Great – hot on the heels of a WMF vulnerability (“why does Microsoft keep having buffer overflows when the rest of the industry doesn’t?”), we get a TGA/TIFF/QTIF/GIF/media-file overflow vulnerability in QuickTime – the warning seems almost designed to get lost in the noise surrounding Microsoft’s regular updates – but that would be a cynical view.
When I visited the page referenced above, which is at Apple’s own site, I could not find a link to the patch, or to download the current version of QuickTime for Windows. I’ve been doing this “computer thing” for a couple of decades now, and so has my cube-neighbour, who went looking for it as well, without success. [Hopefully Apple will read this, and edit the page so that by the time you read this, the link is prominent and obvious, but if you can’t find it, read on…]
You can find the current version of QuickTime for Windows at http://www.apple.com/quicktime/download/win.html
Finally, yes, the version of QuickTime at the Apple download link is 7.0.4, which is supposed to include the patches against remote exploit through image vulnerabilities.

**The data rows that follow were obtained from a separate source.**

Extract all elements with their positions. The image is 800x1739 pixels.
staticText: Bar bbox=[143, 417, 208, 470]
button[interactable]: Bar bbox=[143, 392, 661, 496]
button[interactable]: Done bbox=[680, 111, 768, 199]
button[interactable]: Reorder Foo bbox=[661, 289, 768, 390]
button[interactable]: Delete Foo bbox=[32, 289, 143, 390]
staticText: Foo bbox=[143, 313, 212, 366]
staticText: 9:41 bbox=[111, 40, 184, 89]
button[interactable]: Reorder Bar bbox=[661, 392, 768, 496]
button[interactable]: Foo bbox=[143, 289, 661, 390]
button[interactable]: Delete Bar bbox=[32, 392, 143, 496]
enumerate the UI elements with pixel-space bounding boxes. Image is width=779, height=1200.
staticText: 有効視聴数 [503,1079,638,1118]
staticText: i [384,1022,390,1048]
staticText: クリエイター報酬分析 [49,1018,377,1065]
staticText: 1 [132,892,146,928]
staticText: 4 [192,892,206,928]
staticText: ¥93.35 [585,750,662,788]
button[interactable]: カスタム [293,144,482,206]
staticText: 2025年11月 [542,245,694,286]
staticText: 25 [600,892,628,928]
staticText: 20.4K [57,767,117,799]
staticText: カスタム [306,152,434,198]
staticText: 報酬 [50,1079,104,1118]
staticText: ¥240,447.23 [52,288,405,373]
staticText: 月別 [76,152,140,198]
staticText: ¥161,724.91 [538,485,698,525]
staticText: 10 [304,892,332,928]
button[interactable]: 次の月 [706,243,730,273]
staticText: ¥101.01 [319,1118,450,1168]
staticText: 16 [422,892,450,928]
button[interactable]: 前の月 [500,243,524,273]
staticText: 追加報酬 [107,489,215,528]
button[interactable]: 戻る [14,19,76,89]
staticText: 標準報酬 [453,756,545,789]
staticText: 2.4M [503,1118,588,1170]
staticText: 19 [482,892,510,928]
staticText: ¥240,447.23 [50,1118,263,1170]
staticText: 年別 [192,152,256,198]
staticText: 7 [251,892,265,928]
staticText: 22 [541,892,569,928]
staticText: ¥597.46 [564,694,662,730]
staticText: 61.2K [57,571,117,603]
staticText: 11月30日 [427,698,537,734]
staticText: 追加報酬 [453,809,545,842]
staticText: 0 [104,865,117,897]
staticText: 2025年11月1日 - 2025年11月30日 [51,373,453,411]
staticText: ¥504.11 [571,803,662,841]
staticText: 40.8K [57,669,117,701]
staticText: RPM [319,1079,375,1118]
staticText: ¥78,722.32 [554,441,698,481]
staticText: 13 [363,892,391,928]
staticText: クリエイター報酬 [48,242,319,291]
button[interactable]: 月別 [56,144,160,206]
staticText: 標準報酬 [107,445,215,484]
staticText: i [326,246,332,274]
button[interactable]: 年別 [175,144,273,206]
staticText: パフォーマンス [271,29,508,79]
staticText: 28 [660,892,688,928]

The main thrust of this rant has been that this is really not so useful in terms of a security update – but there’s a subtle theme throughout – in order to get a tool that I want, I have to install and then remove a tool that I don’t want. Bundling is a fine tradition – and if Apple was to bundle QuickTime and iTunes such that iTunes was required, I’d simply refuse to watch .mov files. But this method of bundling – requiring it be installed, but allowing uninstallation afterwards – seems to be more like punishing people who want to view QuickTime format movies.